A dostępność własnego PV w godzinach pracy słonka? A dostępność pojazdów
ze zmianą aku?
-
147. Data: 2022-12-13 16:22:46
Temat: Re: Wodor
Od: Myjk <m...@n...op.pl>
Thu, 8 Dec 2022 09:01:10 +0100, Mirek Ptak
>> Pisałem o zwykłym, statystycznym, użytkowaniu -- a nie dla wyjątków.
>> A już szczególnie nie konkretnie o Tobie. Owszem, z założeniem
>> ładowania samochodu w domu -- a takich właścicieli jest ponad 50%, bo min.
>> 50% ludzi mieszka u nas w domach
>
> W tej chwili bym zaryzykował, że 90% użytkowników BEV to ta pierwsza
> połowa z domem i własnym gniazdkiem.
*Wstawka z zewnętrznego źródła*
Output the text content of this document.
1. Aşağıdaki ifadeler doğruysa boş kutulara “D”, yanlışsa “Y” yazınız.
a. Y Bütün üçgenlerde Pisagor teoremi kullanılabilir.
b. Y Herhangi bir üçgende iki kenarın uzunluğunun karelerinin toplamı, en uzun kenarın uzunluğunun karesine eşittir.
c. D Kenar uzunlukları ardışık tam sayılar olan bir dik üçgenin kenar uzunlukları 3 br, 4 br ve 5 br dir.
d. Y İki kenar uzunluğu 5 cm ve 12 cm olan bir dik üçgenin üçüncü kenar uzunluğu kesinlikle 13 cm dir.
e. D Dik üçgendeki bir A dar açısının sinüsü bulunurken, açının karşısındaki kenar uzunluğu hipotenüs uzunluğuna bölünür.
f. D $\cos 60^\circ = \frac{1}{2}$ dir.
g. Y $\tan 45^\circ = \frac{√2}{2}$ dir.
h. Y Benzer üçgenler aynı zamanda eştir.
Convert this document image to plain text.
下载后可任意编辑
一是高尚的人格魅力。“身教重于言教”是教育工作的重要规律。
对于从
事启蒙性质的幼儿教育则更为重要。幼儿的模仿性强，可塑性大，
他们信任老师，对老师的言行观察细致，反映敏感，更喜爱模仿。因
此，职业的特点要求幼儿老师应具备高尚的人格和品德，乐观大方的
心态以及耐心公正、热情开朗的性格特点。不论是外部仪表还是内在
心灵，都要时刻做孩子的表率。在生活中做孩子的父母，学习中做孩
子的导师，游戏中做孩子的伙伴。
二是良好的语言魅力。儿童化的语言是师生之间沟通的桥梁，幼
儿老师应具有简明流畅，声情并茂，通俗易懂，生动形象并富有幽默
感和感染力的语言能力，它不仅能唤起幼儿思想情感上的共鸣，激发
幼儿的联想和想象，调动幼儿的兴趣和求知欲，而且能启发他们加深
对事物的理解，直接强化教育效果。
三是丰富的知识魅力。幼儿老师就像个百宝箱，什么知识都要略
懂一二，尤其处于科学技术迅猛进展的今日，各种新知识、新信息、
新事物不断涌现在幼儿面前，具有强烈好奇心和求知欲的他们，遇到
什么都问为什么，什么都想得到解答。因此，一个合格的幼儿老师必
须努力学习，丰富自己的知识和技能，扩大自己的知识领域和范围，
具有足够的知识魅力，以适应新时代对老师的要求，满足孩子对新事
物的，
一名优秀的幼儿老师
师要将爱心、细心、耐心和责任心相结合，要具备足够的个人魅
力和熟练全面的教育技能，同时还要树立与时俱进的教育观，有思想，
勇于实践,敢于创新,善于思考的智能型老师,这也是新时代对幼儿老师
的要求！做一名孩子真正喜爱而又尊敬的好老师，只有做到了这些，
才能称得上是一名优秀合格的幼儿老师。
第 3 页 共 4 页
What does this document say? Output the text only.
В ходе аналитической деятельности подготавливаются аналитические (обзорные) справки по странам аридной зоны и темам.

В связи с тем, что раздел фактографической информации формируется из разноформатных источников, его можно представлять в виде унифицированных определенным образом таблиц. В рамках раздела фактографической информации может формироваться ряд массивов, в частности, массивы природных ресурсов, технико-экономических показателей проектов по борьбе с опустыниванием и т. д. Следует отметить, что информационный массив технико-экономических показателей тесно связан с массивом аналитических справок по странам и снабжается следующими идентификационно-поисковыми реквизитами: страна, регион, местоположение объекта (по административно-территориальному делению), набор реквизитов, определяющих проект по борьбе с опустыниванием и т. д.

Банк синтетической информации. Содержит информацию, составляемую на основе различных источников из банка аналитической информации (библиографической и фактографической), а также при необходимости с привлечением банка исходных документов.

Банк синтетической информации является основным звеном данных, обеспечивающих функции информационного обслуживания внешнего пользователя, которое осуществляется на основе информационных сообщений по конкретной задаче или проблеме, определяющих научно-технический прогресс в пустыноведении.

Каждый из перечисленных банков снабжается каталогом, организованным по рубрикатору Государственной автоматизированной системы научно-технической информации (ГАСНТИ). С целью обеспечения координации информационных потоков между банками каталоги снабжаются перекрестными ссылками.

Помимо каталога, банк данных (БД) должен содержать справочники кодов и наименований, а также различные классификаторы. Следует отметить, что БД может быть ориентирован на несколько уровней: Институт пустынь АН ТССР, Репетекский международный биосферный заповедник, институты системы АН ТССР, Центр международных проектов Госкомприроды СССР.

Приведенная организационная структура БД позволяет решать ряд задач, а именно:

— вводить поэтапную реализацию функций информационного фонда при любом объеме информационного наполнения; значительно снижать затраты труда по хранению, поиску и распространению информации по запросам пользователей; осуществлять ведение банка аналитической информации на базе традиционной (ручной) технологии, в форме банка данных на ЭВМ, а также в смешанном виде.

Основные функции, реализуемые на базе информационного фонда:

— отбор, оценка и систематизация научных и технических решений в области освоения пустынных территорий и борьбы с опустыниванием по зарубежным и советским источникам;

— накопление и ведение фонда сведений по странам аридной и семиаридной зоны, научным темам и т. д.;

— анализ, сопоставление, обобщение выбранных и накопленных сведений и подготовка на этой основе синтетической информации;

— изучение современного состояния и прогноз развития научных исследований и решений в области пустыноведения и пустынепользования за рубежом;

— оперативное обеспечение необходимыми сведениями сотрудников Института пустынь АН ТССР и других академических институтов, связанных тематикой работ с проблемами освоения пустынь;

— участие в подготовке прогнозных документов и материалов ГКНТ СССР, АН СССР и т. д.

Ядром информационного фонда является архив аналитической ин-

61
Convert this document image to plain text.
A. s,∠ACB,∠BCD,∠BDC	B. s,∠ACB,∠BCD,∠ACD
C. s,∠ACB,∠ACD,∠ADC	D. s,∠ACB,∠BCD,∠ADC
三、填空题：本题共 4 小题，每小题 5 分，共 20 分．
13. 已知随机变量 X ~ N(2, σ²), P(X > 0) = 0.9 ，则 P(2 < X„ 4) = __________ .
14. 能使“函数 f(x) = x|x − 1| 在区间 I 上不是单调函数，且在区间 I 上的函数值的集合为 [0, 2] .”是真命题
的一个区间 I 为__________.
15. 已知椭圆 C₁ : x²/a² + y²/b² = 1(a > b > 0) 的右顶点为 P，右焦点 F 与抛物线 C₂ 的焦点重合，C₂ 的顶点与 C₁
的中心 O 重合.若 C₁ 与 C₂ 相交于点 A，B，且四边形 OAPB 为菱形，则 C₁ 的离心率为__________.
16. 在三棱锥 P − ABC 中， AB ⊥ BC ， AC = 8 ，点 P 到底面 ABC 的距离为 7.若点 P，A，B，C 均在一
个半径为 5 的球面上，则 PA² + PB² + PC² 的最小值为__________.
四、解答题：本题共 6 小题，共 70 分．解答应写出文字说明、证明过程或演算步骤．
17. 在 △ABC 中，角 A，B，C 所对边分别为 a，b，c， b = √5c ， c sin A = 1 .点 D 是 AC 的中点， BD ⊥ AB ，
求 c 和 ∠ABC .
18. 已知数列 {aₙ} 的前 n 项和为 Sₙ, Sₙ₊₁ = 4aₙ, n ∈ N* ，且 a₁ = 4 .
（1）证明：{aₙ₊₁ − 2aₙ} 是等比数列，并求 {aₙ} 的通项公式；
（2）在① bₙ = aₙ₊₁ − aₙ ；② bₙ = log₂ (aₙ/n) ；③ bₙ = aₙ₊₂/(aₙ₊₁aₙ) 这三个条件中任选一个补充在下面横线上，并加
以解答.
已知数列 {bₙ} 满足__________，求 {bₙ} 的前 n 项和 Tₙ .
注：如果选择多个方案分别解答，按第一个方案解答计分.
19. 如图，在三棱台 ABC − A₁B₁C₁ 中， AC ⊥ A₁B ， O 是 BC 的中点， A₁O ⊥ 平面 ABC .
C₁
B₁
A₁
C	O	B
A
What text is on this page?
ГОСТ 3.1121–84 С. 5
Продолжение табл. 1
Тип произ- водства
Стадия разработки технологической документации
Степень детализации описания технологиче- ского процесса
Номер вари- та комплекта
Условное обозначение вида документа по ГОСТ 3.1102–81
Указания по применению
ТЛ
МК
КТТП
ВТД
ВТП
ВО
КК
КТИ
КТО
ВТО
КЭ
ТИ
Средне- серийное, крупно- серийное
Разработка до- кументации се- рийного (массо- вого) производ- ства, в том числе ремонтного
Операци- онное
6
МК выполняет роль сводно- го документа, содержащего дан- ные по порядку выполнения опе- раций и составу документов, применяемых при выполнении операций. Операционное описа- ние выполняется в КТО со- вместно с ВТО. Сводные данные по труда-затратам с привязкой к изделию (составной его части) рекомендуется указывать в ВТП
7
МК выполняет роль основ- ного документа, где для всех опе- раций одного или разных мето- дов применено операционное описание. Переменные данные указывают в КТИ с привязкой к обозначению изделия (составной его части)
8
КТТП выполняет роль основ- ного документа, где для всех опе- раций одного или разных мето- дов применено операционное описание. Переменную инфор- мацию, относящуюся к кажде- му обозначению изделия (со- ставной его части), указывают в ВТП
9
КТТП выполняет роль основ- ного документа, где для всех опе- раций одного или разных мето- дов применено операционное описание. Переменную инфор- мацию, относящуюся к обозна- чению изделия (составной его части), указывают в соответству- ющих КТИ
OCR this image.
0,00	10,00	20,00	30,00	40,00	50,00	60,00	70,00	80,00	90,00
Więc nie pisałeś o zwykłym
> użytkowniku a o użytkowniku obecnym :) Czy to się kiedyś wyrówna - zapewne.
Wszystko Ci się kiełbasi. Pisząc o zwykłym statystycznym użytkowaniu miałem
na myśli statystyczne średnie przeloty, w ilości maks 40km dziennie, a nie
takich co codziennie latają po 400km -- bo ci to są wyjątki. Nawet JF czy
inny K i T (przypadek że same jakieś pojedyncze literki?) co się tak
upierał że BEV jest nie dla niego ostatecznie się okazało że jeździ
dziennie mniej niż taka średnia i mniej jeździ w trasę niż większość która
obecnie jeździ BEVami.
Reszta też jest odniesieniem do statystyki, skoro ponad 50% mieszka w
domach, to mogłaby się spokojnie ładować z własnego gniazdka, szczególnie w
odniesieniu do powyższego akapitu.
>> Pisałem też o oszczędzaniu czasu przez BEV na serwisie, że są stacje
>> wymiany baterii dla malkontentów więc ładowanie trwa tyle samo co
>> tankowanie paliwa do spaliniaka. Oczywiście tak pierwszą jak i drugą
>> informację wyrżnąłeś w pień, znaczy nie pasuje Ci do tezy o tym że tylko
>> BEV marnuje czas użytkownika (tylko w innych miejscach), więc zwyczajnie to
>> wypierasz.
> Nic nie wyrżnąłem, po prostu jest nie na temat.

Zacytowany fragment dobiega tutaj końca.